La partie de chasseIl y a de l’allégorie dans l’air… mais il y a du souffle dans cette allégorie ! L’Angleterre, à l’aube de la Première Guerre mondiale. L’aristocratie, complètement engluée dans son étiquette édouardienne (Edouard VII, 1841-1910), ne voit même pas que le monde change et qu’une ère nouvelle se pointe à l’horizon. Cette partie de chasse, avec ses rivalités d’orgueil, ce rabatteur victime des fusils de ses maîtres et cette hécatombe de canards font penser, bien sûr, à «La règle du jeu» de Jean Renoir. Mais Alan Bridges, peintre en pastel de l’Angleterre passéiste («La méprise» qui lui valut la Palme d’or au Festival de Cannes en 1973 ou «Le retour du soldat») sait tirer, de sa fresque, une profondeur et une intensité qui se mêlent à la frivolité apparente des comportements, pour nous offrir la plus vivante des leçons d’histoire contemporaine. Bridges, dans sa tentative de fixer sur pellicule une époque révolue, est aidé par des comédiens qui sont déjà, à eux seuls, des incarnations de ce passé James Mason et Sir John Gielgud, Edward Fox et Robert Hardy… ou encore Judi Bowker et Cheryl Campbell. Dans cette forêt automnale, ils sont séduisants comme des statues dont le temps écaille lentement le plâtre ! Un régal.

Le messager

Le messagerVoici un mets de très grande classe ! Durant l’été 1900, un jeune garçon de 13 ans, d’origine modeste, se retrouve dans la riche propriété d’une aristocratique famille pour passer l’été. Tout l’émerveille : le raffinement des comportements, la beauté des habits et des intérieurs, la richesse des tables dressées par une pléiade de domestiques, etc. Le jeune Léo est invité pour les vacances par le fils de la maison qui tombe malade et est obligé de rester au lit. Livré à lui-même dans ce monde d’adultes, il va s’attacher à la belle Marian, la fille de la maison, superbement incarnée par Julie Christie, et faciliter ses amours avec Ted le métayer (Alan Bates), en portant leurs lettres et en devenant le… messager entre les deux amants. Adaptant un roman où l’écrivain Leslie Pole Hartley dépeint une Angleterre typiquement victorienne, Losey et son scénariste Harold Pinter (un des plus grands dramaturges anglais qui travailla déjà avec lui sur des films comme «The servant» ou «Accident») ont raconté une histoire qui peut se lire à plusieurs degrés : le mélo socio-historique avec compromission par amour d’une grande dame avec un fermier… ou encore la dimension magique et mythique.
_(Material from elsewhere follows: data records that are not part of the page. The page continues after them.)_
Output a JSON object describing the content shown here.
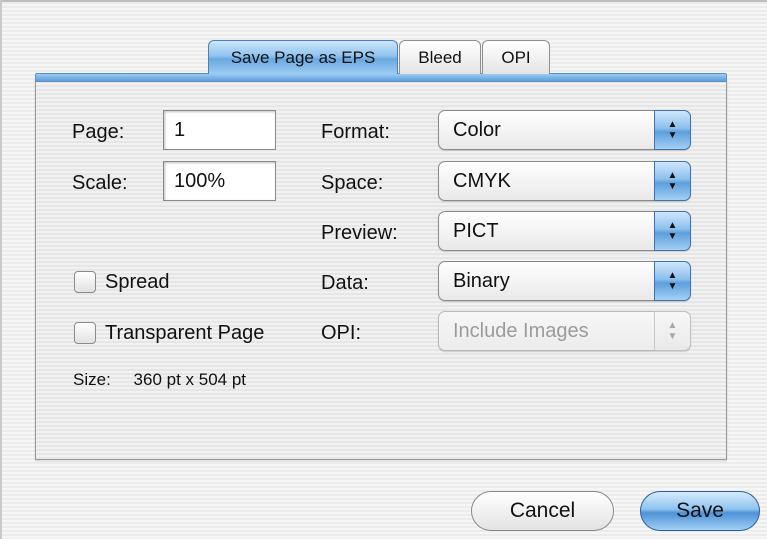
{
  "tabs": [
    {
      "label": "Save Page as EPS",
      "active": true
    },
    {
      "label": "Bleed",
      "active": false
    },
    {
      "label": "OPI",
      "active": false
    }
  ],
  "form": {
    "page_label": "Page:",
    "page_value": "1",
    "scale_label": "Scale:",
    "scale_value": "100%",
    "spread_label": "Spread",
    "spread_checked": false,
    "transparent_label": "Transparent Page",
    "transparent_checked": false,
    "size_label": "Size:",
    "size_value": "360 pt x 504 pt"
  },
  "options": {
    "format_label": "Format:",
    "format_value": "Color",
    "space_label": "Space:",
    "space_value": "CMYK",
    "preview_label": "Preview:",
    "preview_value": "PICT",
    "data_label": "Data:",
    "data_value": "Binary",
    "opi_label": "OPI:",
    "opi_value": "Include Images",
    "opi_enabled": false
  },
  "buttons": {
    "cancel": "Cancel",
    "save": "Save"
  },
  "icons": {
    "popup_arrows": "up-down-arrows-icon",
    "arrow_up_glyph": "▲",
    "arrow_down_glyph": "▼"
  },
  "colors": {
    "accent": "#6aa9e0",
    "disabled_text": "#9b9b9b"
  }
}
Avec une géographie symbolique des lieux et des personnages faisant directement référence aux divinités grecques. Alors, Marian devient Aphrodite ; sa mère, Héra ; le métayer, Vulcain ; et le fiancé de Marian, le Dieu Mars… Il y a sans doute d’autres niveaux de lecture pour ce film, d’autres raisons d’y prendre son plaisir ! Devant cette œuvre belle à voir (la photo de Gerry Fisher est une apothéose) et flattant l’esprit, on comprend que le jury du Festival de Cannes 1971 lui ait attribué la Palme d’or.